Surveiller la disponibilité en eau pour les plantes :

L’arrosage est crucial dans les premières années après la plantation. 

Prendre en compte les températures, l’hygrométrie.

Penser à étalonner le tuyau d’arrosage pour arroser de façon raisonnée.

Gérer la couverture du sol

– Pour protéger la vie du sol un sol nu est à proscrire, en particulier en étéAu printemps en revanche, on écartera le paillage pour permettre au sol de se réchauffer.

– On doit gérer un compromis entre le désherbage (pour éviter la concurrence hydrique), le paillage (pour protéger la vie du sol) et la gestion des nuisibles (qui nichent sous le paillage). 

4- Le calendrier des récoltes

Les récoltes elles-mêmes, mais aussi les soins aux fruits avant récolte : 

Éclaircissage, ensachage ou mise sous filet. 

Les insectes et les oiseaux peuvent s’attaquer aux fruits bien avant leur date optimale de cueillette.

Ne pas confondre les dates de récolte et les dates de maturité

Concept de fruits climactériques : certains fruits continuent à mûrir après cueillette (poires, pommes, kiwis, pêches), d’autres non (fraises ou raisins).

Ce critère (climactérique ou pas) détermine le rythme de cueillette nécessaire

Les climactériques se récoltent en une seule fois (fruits à pépins) 

Les non climactériques, au contraire, doivent être récoltés très régulièrement pendant une durée donnée (les framboises, fraises, figues…)

Organiser le lieu où conserver les fruits jusqu’à maturité

Quelle quantité de fruits devra être stockée à quel moment et pour combien de temps.

La conduite du fruitier (taille et suivi) impacte directement la facilité de récolte.

PETITS FRUITS : CASSIS, GROSEILLES ET FRAMBOISES

5- Et ce qu’on n’arrive pas à faire ‘à temps’ ?

Les écarts les plus fréquents portent sur la taille et la plantation.

Est-ce grave de ne pas faire à temps ces tâches jardinières ? OUI, si l’objectif est d’avoir un verger productif et en bonne santé. 

Il faut se poser honnêtement la question.

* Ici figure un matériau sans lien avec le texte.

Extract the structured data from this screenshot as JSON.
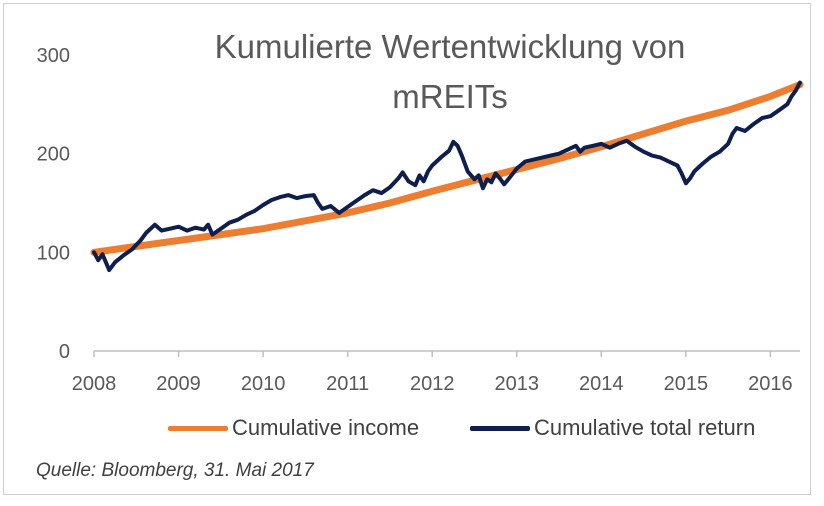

Quels services écosystémiques recherche t-on ? La production de fruits, une certaine esthétique, aider la biodiversité, développer la ressource en bois… Une fois les attentes claires, les actions à entreprendre le seront aussi, ainsi que le temps à consacrer au projet, ou pas, et le budget à prévoir, ou pas !

En conclusion

Au vu du nombre et de la complexité des tâches à accomplir, on comprend l’utilité pour le jardinier de construire une sorte de ‘rétro planning’ adapté auxarbustes dont il a la charge et qui récapitule les actions à conduire.

Un calendrier personnalisé du patrimoine fruitier est un outil incontournable pour une bonne gestion de celui-ci 

L’utilité de former les équipes à l’arboriculture fruitière pour acquérir le savoir en interne et gagner en autonomie.